Shyamalan no solo aprovecha el cine de género para recordarnos nuestra condición parásita y usurpadora (el argumento, alarmista, recuerda tanto a Ultimátum a la Tierra como a Nausicaa) si no que lo repleta de secuencias de gran inventiva, alguna de las cuales pasarán, desde ya mismo, a la historia: y es que no se ha visto nada más impactante (ni más original) en el Cine de género de los últimos años que esa camada de obreros lanzándose al vacío ante la mirada atónita de su supervisor; o esa pistola, que pasa de mano en mano, convertida en un artilugio diabólico de la que parece imposible (como de hecho así es) escapar. Todo a la luz del día y sin artificios: utilizando el fuera de plano y los sonidos extemporáneos como elementos desencadenantes del terror más irracional, como aquel que provoca la aparición sibilina de un arbusto de plástico… antes de que sepamos que es de plástico.

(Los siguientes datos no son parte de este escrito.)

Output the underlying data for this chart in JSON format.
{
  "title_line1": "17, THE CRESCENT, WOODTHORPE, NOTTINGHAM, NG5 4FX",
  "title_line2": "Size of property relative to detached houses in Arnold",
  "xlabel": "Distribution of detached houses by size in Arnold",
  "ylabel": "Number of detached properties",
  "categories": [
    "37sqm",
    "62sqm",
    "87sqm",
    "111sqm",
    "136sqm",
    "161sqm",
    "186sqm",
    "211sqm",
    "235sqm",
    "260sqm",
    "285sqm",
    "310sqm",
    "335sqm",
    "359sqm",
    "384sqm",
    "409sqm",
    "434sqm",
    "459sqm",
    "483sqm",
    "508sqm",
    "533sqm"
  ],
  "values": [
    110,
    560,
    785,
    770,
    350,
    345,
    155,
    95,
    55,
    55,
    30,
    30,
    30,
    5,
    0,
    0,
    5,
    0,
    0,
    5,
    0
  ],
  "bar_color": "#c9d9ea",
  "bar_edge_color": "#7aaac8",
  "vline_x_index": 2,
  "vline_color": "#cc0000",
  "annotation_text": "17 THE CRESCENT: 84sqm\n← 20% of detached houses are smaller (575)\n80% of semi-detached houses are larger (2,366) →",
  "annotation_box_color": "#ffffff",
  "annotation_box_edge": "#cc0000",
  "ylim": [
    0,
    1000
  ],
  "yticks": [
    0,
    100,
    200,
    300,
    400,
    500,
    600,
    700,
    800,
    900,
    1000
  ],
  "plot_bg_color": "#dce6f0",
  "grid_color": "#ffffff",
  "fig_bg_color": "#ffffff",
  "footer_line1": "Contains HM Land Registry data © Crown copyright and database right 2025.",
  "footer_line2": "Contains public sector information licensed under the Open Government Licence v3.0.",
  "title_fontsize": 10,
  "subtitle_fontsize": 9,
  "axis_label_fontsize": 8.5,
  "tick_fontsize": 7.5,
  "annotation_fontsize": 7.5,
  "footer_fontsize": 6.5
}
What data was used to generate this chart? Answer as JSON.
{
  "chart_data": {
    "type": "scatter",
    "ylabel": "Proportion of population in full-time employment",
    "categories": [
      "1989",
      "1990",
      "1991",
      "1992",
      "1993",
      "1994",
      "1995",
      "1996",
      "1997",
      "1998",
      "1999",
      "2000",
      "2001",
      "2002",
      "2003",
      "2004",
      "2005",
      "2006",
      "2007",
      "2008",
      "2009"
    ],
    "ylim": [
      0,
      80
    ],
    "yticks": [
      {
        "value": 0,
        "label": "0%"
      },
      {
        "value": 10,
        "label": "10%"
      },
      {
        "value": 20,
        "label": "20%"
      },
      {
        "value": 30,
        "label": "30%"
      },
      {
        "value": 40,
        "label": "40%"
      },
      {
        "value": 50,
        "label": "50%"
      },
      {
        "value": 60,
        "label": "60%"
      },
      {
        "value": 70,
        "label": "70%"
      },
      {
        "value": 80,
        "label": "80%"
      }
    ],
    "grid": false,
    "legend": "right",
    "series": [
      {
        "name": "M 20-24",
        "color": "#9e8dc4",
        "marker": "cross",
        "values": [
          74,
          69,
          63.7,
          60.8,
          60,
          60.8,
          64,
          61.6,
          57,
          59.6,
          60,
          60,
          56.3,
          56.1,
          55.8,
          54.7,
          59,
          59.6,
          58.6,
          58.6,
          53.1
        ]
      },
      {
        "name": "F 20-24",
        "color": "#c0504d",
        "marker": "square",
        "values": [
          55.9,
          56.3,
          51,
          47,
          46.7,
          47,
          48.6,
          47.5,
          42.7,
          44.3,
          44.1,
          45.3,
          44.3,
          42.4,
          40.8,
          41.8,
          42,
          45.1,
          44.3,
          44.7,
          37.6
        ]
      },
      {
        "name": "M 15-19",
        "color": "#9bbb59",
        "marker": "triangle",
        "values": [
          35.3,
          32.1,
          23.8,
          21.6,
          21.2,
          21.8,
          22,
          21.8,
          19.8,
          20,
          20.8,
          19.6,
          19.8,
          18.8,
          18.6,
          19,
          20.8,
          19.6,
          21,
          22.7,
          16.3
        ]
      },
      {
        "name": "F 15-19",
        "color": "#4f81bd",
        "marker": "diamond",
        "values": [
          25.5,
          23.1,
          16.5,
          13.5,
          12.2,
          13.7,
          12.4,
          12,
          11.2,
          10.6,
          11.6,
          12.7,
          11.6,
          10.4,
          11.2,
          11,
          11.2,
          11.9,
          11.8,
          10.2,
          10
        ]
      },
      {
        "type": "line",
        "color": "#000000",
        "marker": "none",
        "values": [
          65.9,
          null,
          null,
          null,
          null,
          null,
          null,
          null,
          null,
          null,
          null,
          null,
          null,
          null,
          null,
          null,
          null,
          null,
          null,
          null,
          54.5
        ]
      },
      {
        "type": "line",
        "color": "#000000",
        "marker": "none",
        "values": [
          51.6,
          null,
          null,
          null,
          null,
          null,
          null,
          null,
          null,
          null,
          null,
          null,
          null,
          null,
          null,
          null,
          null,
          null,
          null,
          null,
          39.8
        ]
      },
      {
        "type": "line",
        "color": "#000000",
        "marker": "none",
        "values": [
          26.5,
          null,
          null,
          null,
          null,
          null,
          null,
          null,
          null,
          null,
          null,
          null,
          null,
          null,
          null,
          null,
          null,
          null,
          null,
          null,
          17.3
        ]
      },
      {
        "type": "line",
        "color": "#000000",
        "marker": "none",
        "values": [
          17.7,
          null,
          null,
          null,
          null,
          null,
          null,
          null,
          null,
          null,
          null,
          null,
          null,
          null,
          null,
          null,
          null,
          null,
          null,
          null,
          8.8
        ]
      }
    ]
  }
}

Desde Los Pájaros, la naturaleza no se había mostrado tan despiadada, si bien únicamente se expresa en términos perceptivos, siempre desde el punto de vista de los actores, pues la propia historia se niega a dar una explicación alguna acerca de lo que pasa, y si lo hacen algunos de los personajes lo hacen en términos opinativos, lo que aumenta el carácter turbador de lo que allí acontece.

Shyamalan reformula los principios estructurales clásicos. Por un lado, desprecia la presentación de los personajes iniciando su historia por el acontecimiento, que en segundo término, llamará la atención de los protagonistas. Después, desarrolla la historia mientras sumerge a los personajes en una huida hacia ninguna parte al tiempo que tratan de encontrarse a si mismos y comprenderse; y por último, cuando la conclusión se adviene en el horizonte, encierra a los protagonistas en una casa feérica (directamente salida de El Bosque), ocupada por una anciana misteriosa que bien podía ser una hechicera... o la anfitriona que en ese momento necesitan para encontrar las respuestas que buscan, no ya como supervivientes de un cataclismo universal, sino como víctimas de un terror aún más absoluto: el sufrimiento al margen de aquellos a los que amas.

Shyamalan deja bien claro lo que piensa al respecto.